Our results indicate that while paternalism is generally discouraged in the medical community, some degree of parental language may be preferred by patients in tough decision-making situations toward consent to receive medical interventions.
Signature Informed Consent for Long-Term Opioid Therapy in Patients with Cancer: Perspectives of Patients and Providers
Karleen Giannitrapani, Soraya Fereydooni, Azin Azarfar, Maria J. Silveira, Peter A. Glassman, Amanda Midboe, Amy Bohnert, Maria Zenoni, Robert D. Kerns, Robert A. Pearlman, Steven M. Asch, William Becker, Karl A. Lorenz
Journal of Pain and Symptom Management, 30 August 2019
Signature informed consent (SIC) is a part of a Veterans Health Administration (VHA) ethics initiative for patient education and shared decision-making with long-term opioid therapy (LTOT). Historically, patients with cancer-related pain receiving LTOT are exempt from this process.
Our objective is to understand patients’ and providers’ perspectives on using signature informed consent for LTOT in patients with cancer-related pain.
Semi-structured interviews with 20 opioid prescribers and 20 patients who were prescribed opioids at two large academically-affiliated VHA Medical Centers. We employed a combination of deductive and inductive approaches in content analysis to produce emergent themes.

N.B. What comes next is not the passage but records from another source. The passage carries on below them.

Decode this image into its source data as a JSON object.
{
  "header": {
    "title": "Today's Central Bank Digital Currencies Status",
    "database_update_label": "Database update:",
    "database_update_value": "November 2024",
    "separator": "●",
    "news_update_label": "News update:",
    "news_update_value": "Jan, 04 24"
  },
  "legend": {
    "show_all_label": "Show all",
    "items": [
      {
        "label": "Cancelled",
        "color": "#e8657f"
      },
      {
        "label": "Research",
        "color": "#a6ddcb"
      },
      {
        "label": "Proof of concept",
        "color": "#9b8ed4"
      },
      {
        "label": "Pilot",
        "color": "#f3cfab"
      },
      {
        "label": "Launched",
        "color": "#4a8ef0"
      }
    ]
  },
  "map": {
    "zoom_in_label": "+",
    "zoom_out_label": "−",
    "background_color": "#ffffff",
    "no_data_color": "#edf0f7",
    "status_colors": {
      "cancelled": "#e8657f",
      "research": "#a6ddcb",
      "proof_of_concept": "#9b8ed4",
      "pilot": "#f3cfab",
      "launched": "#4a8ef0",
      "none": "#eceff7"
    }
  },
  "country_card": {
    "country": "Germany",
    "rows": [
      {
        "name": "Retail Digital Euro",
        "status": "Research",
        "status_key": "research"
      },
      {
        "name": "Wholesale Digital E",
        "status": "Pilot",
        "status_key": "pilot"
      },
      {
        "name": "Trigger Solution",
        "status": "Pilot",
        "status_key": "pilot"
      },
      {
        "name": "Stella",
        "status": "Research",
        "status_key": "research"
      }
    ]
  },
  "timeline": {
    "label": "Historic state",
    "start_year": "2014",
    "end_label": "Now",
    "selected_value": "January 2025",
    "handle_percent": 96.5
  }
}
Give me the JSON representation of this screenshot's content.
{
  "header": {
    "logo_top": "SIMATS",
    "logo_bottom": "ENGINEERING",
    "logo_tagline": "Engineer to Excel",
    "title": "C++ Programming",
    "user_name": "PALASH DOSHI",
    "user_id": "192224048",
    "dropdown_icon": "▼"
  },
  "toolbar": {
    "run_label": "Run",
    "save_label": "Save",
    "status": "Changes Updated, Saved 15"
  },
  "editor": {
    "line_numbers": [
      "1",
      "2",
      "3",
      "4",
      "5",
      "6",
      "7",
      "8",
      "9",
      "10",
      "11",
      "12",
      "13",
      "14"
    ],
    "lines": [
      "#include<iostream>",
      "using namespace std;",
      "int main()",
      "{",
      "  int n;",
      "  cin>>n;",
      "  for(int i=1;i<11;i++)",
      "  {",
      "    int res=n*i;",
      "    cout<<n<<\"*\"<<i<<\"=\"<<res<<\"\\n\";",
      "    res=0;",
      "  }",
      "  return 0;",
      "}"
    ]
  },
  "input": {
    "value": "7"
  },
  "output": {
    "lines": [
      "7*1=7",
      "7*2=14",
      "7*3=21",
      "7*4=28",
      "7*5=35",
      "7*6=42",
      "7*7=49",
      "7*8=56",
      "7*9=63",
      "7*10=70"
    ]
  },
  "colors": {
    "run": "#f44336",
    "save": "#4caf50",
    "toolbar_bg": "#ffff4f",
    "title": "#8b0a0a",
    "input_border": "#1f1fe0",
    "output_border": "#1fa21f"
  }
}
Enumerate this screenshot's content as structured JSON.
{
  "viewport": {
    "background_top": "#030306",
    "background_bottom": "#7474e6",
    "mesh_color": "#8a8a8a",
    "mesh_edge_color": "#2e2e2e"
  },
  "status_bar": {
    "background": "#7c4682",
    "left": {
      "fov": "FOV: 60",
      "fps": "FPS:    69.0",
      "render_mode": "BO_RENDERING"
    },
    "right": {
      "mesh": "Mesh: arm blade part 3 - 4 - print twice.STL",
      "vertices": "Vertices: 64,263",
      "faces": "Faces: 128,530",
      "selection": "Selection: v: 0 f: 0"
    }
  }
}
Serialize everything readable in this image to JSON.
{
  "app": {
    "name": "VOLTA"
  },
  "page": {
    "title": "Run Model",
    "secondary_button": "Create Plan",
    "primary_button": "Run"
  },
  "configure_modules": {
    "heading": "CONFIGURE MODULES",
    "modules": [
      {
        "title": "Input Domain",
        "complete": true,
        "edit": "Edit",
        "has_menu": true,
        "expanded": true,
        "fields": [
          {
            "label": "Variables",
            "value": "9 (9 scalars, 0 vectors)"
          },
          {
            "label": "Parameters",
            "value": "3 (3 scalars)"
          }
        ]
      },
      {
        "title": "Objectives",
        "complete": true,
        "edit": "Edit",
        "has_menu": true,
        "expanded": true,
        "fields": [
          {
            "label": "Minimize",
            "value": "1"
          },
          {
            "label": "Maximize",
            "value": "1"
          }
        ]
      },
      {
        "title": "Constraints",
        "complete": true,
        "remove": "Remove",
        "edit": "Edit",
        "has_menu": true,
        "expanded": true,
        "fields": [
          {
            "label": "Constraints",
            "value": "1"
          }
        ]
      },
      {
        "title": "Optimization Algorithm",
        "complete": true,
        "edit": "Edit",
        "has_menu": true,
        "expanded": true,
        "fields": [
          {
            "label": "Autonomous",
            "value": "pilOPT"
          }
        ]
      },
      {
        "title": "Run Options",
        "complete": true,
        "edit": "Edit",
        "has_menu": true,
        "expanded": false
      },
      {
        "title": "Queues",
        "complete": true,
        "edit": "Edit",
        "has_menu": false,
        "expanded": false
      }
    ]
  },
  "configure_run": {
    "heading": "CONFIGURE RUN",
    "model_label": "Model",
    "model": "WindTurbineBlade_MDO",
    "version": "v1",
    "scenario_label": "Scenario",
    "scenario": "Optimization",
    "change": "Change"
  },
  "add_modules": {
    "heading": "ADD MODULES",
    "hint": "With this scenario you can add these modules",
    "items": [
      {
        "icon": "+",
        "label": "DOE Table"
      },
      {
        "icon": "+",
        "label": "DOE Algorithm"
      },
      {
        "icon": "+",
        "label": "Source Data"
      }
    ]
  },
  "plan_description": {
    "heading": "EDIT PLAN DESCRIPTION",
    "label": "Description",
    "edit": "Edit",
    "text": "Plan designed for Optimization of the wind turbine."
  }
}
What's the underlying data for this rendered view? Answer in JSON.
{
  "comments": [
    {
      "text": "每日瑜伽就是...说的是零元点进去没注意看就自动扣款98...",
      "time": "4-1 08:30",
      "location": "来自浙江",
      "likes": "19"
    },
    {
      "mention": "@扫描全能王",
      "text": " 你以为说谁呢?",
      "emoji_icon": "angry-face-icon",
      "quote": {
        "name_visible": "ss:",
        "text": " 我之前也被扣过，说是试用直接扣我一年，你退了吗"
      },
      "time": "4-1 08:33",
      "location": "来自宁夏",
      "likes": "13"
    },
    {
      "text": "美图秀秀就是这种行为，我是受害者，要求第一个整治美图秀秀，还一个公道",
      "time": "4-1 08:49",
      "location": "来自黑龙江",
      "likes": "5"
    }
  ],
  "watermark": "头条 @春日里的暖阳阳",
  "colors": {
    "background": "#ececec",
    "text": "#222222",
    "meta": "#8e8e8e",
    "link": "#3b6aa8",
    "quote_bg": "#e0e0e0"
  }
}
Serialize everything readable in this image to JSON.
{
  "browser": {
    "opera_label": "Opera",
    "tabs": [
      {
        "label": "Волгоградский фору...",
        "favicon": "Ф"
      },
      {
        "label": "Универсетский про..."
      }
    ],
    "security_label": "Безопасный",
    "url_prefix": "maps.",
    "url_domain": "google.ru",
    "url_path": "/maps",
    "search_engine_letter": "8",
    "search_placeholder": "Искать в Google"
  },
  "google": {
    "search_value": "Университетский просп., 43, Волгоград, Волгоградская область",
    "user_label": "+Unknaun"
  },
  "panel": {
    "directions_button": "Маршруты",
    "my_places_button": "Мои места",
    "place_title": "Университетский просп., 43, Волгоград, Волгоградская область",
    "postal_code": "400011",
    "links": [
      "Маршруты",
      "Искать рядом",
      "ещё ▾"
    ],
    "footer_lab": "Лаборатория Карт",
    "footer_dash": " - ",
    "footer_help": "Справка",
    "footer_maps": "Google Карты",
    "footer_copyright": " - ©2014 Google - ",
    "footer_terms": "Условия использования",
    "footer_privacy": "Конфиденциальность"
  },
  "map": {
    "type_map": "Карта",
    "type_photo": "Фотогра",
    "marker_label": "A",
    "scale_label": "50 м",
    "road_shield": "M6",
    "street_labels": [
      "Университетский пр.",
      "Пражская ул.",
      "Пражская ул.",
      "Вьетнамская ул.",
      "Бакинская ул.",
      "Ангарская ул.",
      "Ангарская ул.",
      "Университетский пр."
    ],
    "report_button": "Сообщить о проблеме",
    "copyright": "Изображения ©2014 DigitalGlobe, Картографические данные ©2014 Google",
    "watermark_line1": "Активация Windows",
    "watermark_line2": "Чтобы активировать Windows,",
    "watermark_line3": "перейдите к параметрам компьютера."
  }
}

Potential advantages of SIC are that it can clarify and help patients comprehend LTOT risks and benefits, provide clear upfront boundaries and expectations, and involve the patient in shared decision-making. Potential disadvantages of SIC include time delay to treatment, discouragement from recommended opioid use, and impaired trust in the patient-provider relationship. Providers and patients have misconceptions about the definition of SIC. Providers and patients question if SIC for LTOT is really informed consent. Providers and patients advocate for strategies to improve comprehension of SIC content. Providers had divergent perspectives on exemptions from SIC. Oncologists want SIC for LTOT to be tailored for patients with cancer.
Provider and patient interviews highlight various aspects about the advantages and disadvantages of requiring SIC for LTOT in cancer-related pain. Tailoring SIC for LTOT to be specific to cancer related concerns and to have an appropriate literacy level are important considerations.